王太子妃としての仕事もなくなって今は孤児院に通ったり街に出歩くくらいしかすることがない。

王宮ではなかなか本宮には行きにくいので、図書室にはもう行けない。
まあ、その代わりイアン様にお会いすることもないのでジョセフィーヌ様との仲の良い姿を見ないですむのは助かるのだけど。

最近はすることがなさすぎて退屈だ。

「ねえわたししばらく実家に帰りたいと思うの」
マチルダが渋い顔をした。

「オリエ様、さすがにそれは殿下の許可を頂かないと……」

「そう?ではブルダ、お願いしてもいいかしら?」

「理由はなんと言えばいいのでしょう?」

「…うーん、里帰り?お父様がご病気?でもこれは王宮に毎日顔を出しているお父様だからバレてしまうわね、やはり里帰りでいいんじゃないかしら?」

「……わかりました、とりあえずお伺いを立ててみます」

「よろしくね、ではマチルダ、帰る用意をしてちょうだい」

「え?許可はまだ下りていません」

「馬鹿ね、本気で待ってても下りるわけないのはわかっているでしょう?」

「……まあ、確かに」

「だからさっさと帰ってしまえばもう何も言えなくなると思うのよ」

「オリエ様……それは、ちょっと……」

「もう何も考えないでさっさと支度をして!向こうにもわたしの持ち物はまだ残っているはずだから、大して必要なものはないと思うの、ふふ、楽しみだわ。久しぶりにお父様達にお会いできるのね」

もうこの王宮でわたしがすることは何もないのよ、側妃のジョセフィーヌ様がお子もお産みになるだろうし、お仕事もほぼ彼女が行っている。
わたしが出来ることは静かに離宮で過ごすことだけ……でも、それも次第に虚しくなってきた。

数人の使用人と静かに過ごす毎日。
それなりに幸せではあるけど、物足りなくなってしまったの。
愛されない王太子妃が惨めに離宮で暮らし続ける……わたしはそこまで強くなかったみたい。

そろそろ彼の意識からわたしの存在を消し去ろうと思う。
まずは実家に里帰りをしてお父様とお話をしてみよう。
わたしの方から離縁は難しいかもしれない、でもお父様ならなんとかしてくださるはず。

もちろんわたしのことを少しでも思ってくださっていれば……お父様が公爵家のことを大事にされるならわたしの離縁などお認めにはならないだろう、でも……ほんの少しでもわたしを可哀想だと思うなら……

わたしは少しだけ期待をしながら実家へと向かった。

ーーーー

馬車に乗って実家に向かう途中、外を見ていると気になることがあった。

「ねえ、あそこにいる花を持って立っている子たちは何をしているのかしら?」

マチルダも窓から外を覗いた。
「あれは花売りですね」

「花売り?」

「はい、子供達も生活のために花を売って稼いでいるのです」

「止まってちょうだい」

「オリエ様、いけません。今施しをしたところでこの子達がすぐに生活が豊かになるわけではありません」

「そうね、でも今だけでもあのお花を買ってあげれば今日だけでも楽になるのではないかしら?」

「一瞬の幸せはその後の苦労を考えるといいとは思えません、期待させてその後何もしないのなら、何もしない方があの子たちのためです」

「わたしには何の力もないのね」

ーーわたしは今まで周りに恵まれて幸せに生きてきた。みんなも同じようにものに恵まれて幸せなのだと思っていた。
もちろん王太子妃としての教育は受けてきたし、紙面上では知っていたし理解していた。
でも、現実は頭で理解していた以上に残酷で、市井では貧富の差が思った以上に酷かった。

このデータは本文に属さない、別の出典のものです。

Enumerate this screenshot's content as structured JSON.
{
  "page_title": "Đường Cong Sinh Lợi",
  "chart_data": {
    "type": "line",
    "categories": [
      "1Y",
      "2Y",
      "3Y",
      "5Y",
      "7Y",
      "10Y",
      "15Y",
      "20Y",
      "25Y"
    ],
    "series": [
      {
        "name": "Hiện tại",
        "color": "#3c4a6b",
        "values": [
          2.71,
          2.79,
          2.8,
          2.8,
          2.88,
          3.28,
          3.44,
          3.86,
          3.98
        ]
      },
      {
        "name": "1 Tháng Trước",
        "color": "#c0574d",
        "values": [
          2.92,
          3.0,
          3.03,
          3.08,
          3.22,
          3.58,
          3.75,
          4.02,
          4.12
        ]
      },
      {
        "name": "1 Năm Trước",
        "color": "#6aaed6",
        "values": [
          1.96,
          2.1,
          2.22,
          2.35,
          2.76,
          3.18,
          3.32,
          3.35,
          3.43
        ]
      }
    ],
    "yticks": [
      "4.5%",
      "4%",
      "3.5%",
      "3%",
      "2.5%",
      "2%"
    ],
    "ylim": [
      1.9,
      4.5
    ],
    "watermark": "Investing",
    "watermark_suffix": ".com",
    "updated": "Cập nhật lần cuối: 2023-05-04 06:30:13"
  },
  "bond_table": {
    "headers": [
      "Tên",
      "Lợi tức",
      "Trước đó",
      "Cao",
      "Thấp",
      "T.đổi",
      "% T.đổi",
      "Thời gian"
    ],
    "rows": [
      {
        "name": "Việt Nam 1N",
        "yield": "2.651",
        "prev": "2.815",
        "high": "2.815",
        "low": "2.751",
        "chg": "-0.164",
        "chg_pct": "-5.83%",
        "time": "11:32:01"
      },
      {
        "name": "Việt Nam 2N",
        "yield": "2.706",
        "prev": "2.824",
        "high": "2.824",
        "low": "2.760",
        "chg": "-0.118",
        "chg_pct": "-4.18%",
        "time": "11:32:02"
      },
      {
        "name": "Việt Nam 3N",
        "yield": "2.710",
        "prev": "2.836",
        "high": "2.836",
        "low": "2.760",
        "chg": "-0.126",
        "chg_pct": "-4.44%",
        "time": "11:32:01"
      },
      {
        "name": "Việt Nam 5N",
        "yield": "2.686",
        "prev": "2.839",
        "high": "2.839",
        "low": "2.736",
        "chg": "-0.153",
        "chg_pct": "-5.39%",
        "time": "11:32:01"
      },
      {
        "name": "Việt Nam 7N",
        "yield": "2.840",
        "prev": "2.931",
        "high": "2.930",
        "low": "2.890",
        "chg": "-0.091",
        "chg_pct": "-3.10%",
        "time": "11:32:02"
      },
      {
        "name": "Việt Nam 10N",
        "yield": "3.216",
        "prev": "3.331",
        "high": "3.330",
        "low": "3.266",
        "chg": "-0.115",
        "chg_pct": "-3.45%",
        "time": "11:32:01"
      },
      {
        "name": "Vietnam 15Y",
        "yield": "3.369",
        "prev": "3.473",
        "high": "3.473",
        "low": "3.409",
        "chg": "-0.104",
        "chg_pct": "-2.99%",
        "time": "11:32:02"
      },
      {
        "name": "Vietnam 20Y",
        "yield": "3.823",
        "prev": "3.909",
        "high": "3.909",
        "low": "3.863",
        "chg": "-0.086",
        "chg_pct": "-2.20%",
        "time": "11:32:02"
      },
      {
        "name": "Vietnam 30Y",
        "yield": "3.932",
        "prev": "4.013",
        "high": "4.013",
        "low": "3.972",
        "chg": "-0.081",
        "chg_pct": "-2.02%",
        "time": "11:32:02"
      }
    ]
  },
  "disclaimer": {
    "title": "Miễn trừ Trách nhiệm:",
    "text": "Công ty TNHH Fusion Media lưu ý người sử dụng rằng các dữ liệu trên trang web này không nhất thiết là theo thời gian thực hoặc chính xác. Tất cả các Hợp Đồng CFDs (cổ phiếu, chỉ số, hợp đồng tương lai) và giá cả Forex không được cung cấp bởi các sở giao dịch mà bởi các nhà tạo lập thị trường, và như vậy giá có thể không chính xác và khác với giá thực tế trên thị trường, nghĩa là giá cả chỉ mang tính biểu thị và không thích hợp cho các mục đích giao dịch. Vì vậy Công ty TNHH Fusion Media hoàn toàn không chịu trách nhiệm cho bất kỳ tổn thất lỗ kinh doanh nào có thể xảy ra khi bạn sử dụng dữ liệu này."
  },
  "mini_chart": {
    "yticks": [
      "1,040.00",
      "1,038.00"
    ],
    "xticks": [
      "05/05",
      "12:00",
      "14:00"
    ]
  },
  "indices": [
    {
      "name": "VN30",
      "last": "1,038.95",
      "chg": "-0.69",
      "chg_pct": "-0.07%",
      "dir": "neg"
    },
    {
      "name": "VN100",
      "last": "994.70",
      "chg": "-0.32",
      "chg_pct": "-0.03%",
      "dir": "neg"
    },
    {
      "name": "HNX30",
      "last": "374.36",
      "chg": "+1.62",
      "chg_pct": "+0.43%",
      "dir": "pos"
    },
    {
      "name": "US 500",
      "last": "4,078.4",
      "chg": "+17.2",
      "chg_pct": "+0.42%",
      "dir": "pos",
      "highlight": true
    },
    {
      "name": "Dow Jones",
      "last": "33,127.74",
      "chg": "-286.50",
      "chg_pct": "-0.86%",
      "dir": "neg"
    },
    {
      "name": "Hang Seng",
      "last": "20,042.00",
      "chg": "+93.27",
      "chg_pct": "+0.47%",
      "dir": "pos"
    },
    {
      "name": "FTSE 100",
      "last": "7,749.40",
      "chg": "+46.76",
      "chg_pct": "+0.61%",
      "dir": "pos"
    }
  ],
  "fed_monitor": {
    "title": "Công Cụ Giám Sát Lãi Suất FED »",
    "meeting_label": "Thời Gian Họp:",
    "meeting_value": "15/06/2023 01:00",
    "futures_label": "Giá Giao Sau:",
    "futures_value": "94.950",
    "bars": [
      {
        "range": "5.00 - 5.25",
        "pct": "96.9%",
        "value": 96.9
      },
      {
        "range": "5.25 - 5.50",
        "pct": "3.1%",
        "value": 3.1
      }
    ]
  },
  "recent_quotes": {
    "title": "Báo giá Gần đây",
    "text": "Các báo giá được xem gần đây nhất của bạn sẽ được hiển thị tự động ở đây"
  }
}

わたしのしようとしていることはお金持ちの道楽で施しでしかない。

マチルダは、わたしの甘い考えを嗜めてくれた。

ではわたしができることは?

「オリエ様、わたし達の力ではまだまだ出来ることは少ないです。それでも一緒に出来ることはないか考えていきませんか?」

マチルダだって意地悪であの子達を助けようとしないわけではない。そこにいる一人を助けても、周りにはもっとたくさんの子供達が必死で何かの仕事をしている。
その全員を助けることはできない。一人を助ければその子だけが恨まれる。それは、その子供達の世界で一人だけ外されてしまう。生きていけなくなるかもしれない。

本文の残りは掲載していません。